Batı(l) medeniyeti

Senan Kazımoğlu

Sabah işe giderken sosyal medyada ne var ne yok diye bir göz atayım dedim. Gezinirken Japonya’ya ait bir video dikkatimi çekti. Videoda otobüse binmek için sıra bekleyen insanlar ve onları sıraya dizen ve sırada tutan bir görevli vardı. Dikkatimi çeken videodan çok videoya yapılan yorumlardı. Yapılan yorumların neredeyse tamamına yakını Japonların ne kadar “medeni” olduğuyla ilgiliydi. Gerçekten öyle mi? Japonlar veya yorumlarda da söylendiği gibi Avrupa ve Amerika bu kadar medeni mi? Biz Müslümanlar gerçekten de “medeni” değiliz miyiz?

Video Japonlardan başladığı için bende söze Japonlardan başlayayım. Bugün bir çoklarının medeniyet abidesi olarak gördüğü Japonların 2. Dünya Savaşı’na kadar Doğu Asya’da katliam yapmadığı, soykırım ve tecavüz uygulamadığı neredeyse hiçbir millet yok. Doğu Asya’nın büyük kısmı bir zamanlar Japonların sömürgesiydi. Her bir sömürge devleti gibi işgal ettiği topraklardaki halklar, Japon zulmü altında inim inim inliyorlardı. 2. Dünya Savaşı sırasında Japonlar milyonlarca insanı katlettiler. Japonların katliamları sadece insan hayatına yönelik de değildi. İşgal ettikleri her yerde kültür katliamları da uyguluyorlardı. Egemenlikleri altına aldıkları yerel halkları zorla Japonlaştırıyor, kültür asimilasyonu uyguluyorlardı. Japon İmparatorluğunun zorbalığını görmek için Kore işgaline bakmak bile yeterlidir. Misal olarak 1939 yılında Kore’deki Japon generalinin “Adların Değiştirilmesi Hakkında” aldığı kanun sonrası 6 ay gibi kısa süre içersinde Kore’deki adların %80’i Japon isimleriyle değiştirildi. Yani bugün özendiğimiz Japonya’nın tarihi bazılarının zannettiği gibi hiç de medeni değildir.

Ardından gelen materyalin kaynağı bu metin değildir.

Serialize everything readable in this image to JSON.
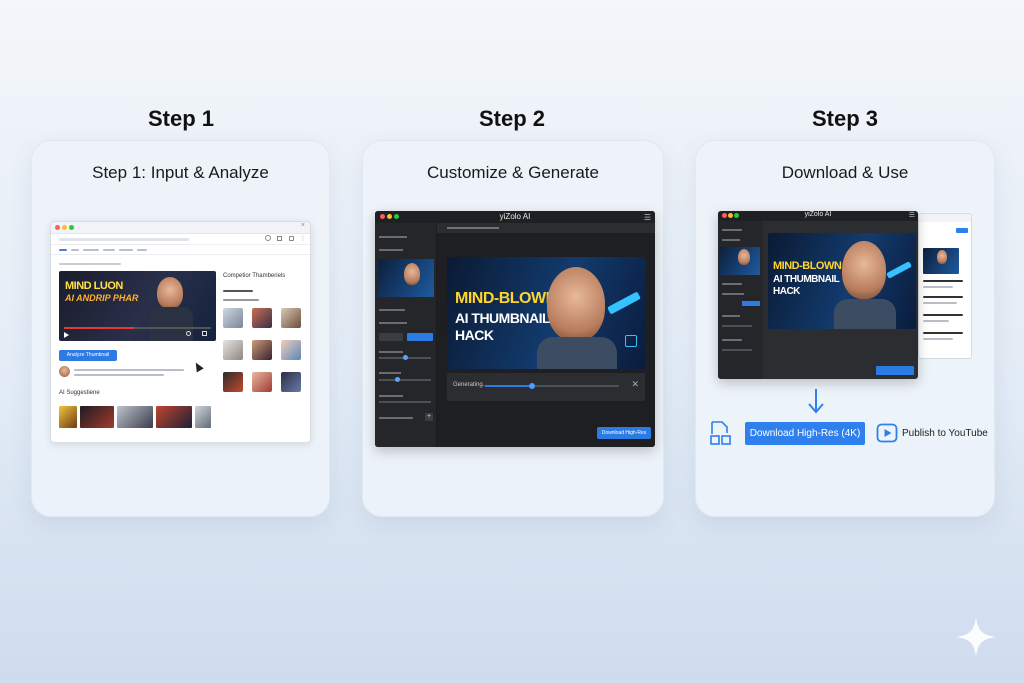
{
  "steps": [
    {
      "heading": "Step 1",
      "title": "Step 1: Input & Analyze"
    },
    {
      "heading": "Step 2",
      "title": "Customize & Generate"
    },
    {
      "heading": "Step 3",
      "title": "Download & Use"
    }
  ],
  "card1": {
    "thumb_line1": "MIND LUON",
    "thumb_line2": "AI ANDRIP PHAR",
    "analyze_button": "Analyze Thumbnail",
    "competitor_title": "Competior Thamberiels",
    "section_label": "AI Suggestiene"
  },
  "card2": {
    "app_title": "yiZolo AI",
    "hero_line1": "MIND-BLOWN",
    "hero_line2": "AI THUMBNAIL",
    "hero_line3": "HACK",
    "progress_label": "Generating...",
    "download_button": "Download High-Res",
    "slider_level": 0.35
  },
  "card3": {
    "app_title": "yiZolo AI",
    "hero_line1": "MIND-BLOWN",
    "hero_line2": "AI THUMBNAIL",
    "hero_line3": "HACK",
    "download_hires": "Download High-Res (4K)",
    "publish_label": "Publish to YouTube"
  },
  "colors": {
    "accent": "#2f80ed",
    "hero_yellow": "#ffd52e",
    "arrow_cyan": "#36c2ff",
    "editor_bg": "#2b2d31"
  }
}
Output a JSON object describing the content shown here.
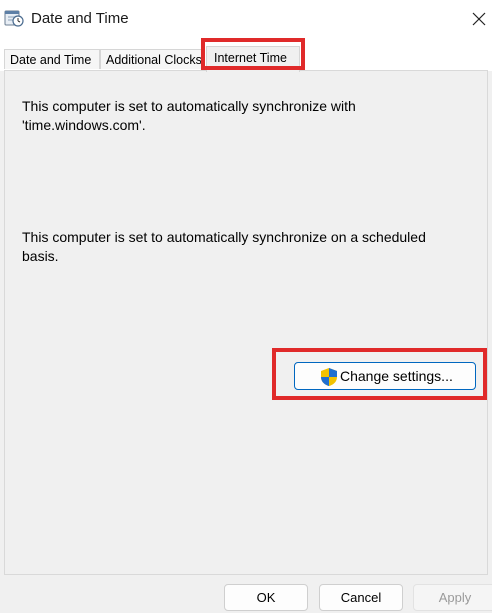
{
  "window": {
    "title": "Date and Time",
    "icon": "calendar-clock-icon",
    "close_icon": "close-icon"
  },
  "tabs": [
    {
      "label": "Date and Time",
      "active": false
    },
    {
      "label": "Additional Clocks",
      "active": false
    },
    {
      "label": "Internet Time",
      "active": true
    }
  ],
  "content": {
    "sync_server_message": "This computer is set to automatically synchronize with 'time.windows.com'.",
    "sync_schedule_message": "This computer is set to automatically synchronize on a scheduled basis.",
    "change_settings_label": "Change settings...",
    "change_settings_icon": "uac-shield-icon"
  },
  "footer": {
    "ok_label": "OK",
    "cancel_label": "Cancel",
    "apply_label": "Apply",
    "apply_enabled": false
  },
  "colors": {
    "highlight": "#e02a2a",
    "button_focus_border": "#0067c0",
    "window_bg": "#f0f0f0"
  }
}
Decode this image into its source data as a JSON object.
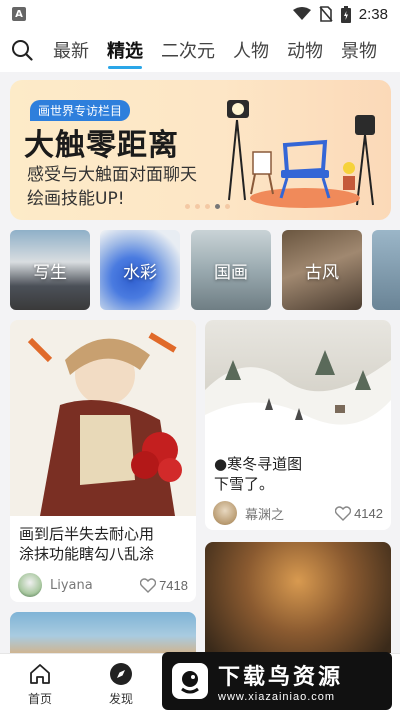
{
  "status_bar": {
    "app_icon_letter": "A",
    "time": "2:38"
  },
  "tabs": [
    {
      "label": "最新"
    },
    {
      "label": "精选"
    },
    {
      "label": "二次元"
    },
    {
      "label": "人物"
    },
    {
      "label": "动物"
    },
    {
      "label": "景物"
    }
  ],
  "active_tab": "精选",
  "banner": {
    "tag": "画世界专访栏目",
    "headline": "大触零距离",
    "subtitle_line1": "感受与大触面对面聊天",
    "subtitle_line2": "绘画技能UP!"
  },
  "categories": [
    {
      "label": "写生"
    },
    {
      "label": "水彩"
    },
    {
      "label": "国画"
    },
    {
      "label": "古风"
    }
  ],
  "feed": [
    {
      "title_line1": "画到后半失去耐心用",
      "title_line2": "涂抹功能瞎勾八乱涂",
      "author": "Liyana",
      "likes": "7418"
    },
    {
      "title_line1": "●寒冬寻道图",
      "title_line2": "下雪了。",
      "author": "幕渊之",
      "likes": "4142"
    }
  ],
  "bottom_nav": [
    {
      "label": "首页"
    },
    {
      "label": "发现"
    }
  ],
  "watermark": {
    "title": "下载鸟资源",
    "url": "www.xiazainiao.com"
  },
  "colors": {
    "accent": "#2aa6e8",
    "banner_tag": "#2e7fdc"
  }
}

Aynı şeyler Avrupa ve Amerika için de geçerli. Bugün bir çoklarının ülkeden kaçıp, medeni diye sığındıkları Almanya iki dünya savaşı başlatıp 100 milyona yakın insanın ölümüne sebep oldu. Aynı şekilde Avrupa birliğinin diğer büyük ülkesi Fransa’nın sömürgeci kanlı tarihi de herkese malum. Yine Amerika yakın gelecekte Afganistan ve Irak katliamlarıyla akılda kaldı. Ne hikmetse bu ülkeler günümüzde de İsrail’in insanlık dışı uygulama ve soykırımlarının da ortağı olarak karşımıza çıkıyor.

Bir kısım insanımız maalesef teknoloji ve güç ile medeniyeti karıştırıyorlar. Evet bu saydığım ülkelerin tamamı dünya devleri. Ekonomi, teknoloji ve siyasette çok güçlüler ama asla medeni değiller. Bu adamlar daha taharet musluğunu yeni öğrenen tipler. Bunu ben demiyorum, kendileri diyor. 2022 Katar’da yapılan Dünya Kupası katılan ve Hırvatistan'da hayli ünlü olan David Vujanic söylüyor bunları. Attığı twitte David, "Katar'da 1 aydır tuvalet su pompalama şeyini (taharet musluğu) kullanıyorum. İngiltere'de/Avrupa'da sadece tuvalet kağıdı kullandığımız için kesinlikle dehşete düştüm. Bu şimdiye kadarki en iyi şey adamım" diyor.

Asırlardır tartışılan o meşhur soruyu sorayım, o zaman biz niye güçsüzüz? Çünkü biz çalışmıyoruz. Çalıştık dediğimiz tek şey batıyı taklit etmek. Ya taklit ederiz, ya da Amin Maalouf’un dediği gibi koca karı şikayeti...

Bu uyuşukluktan kurtuluşun ilacı Aliya İzzetbegoviç’ten:

“Biz açıkça vadedilmiş bir ülkenin, mucize gösterenlerin ve mehdilerin mevcut olmadığını ifade ediyoruz. Sadece çalışma, mücadele ve uğruna kurban verilen yol vardır.”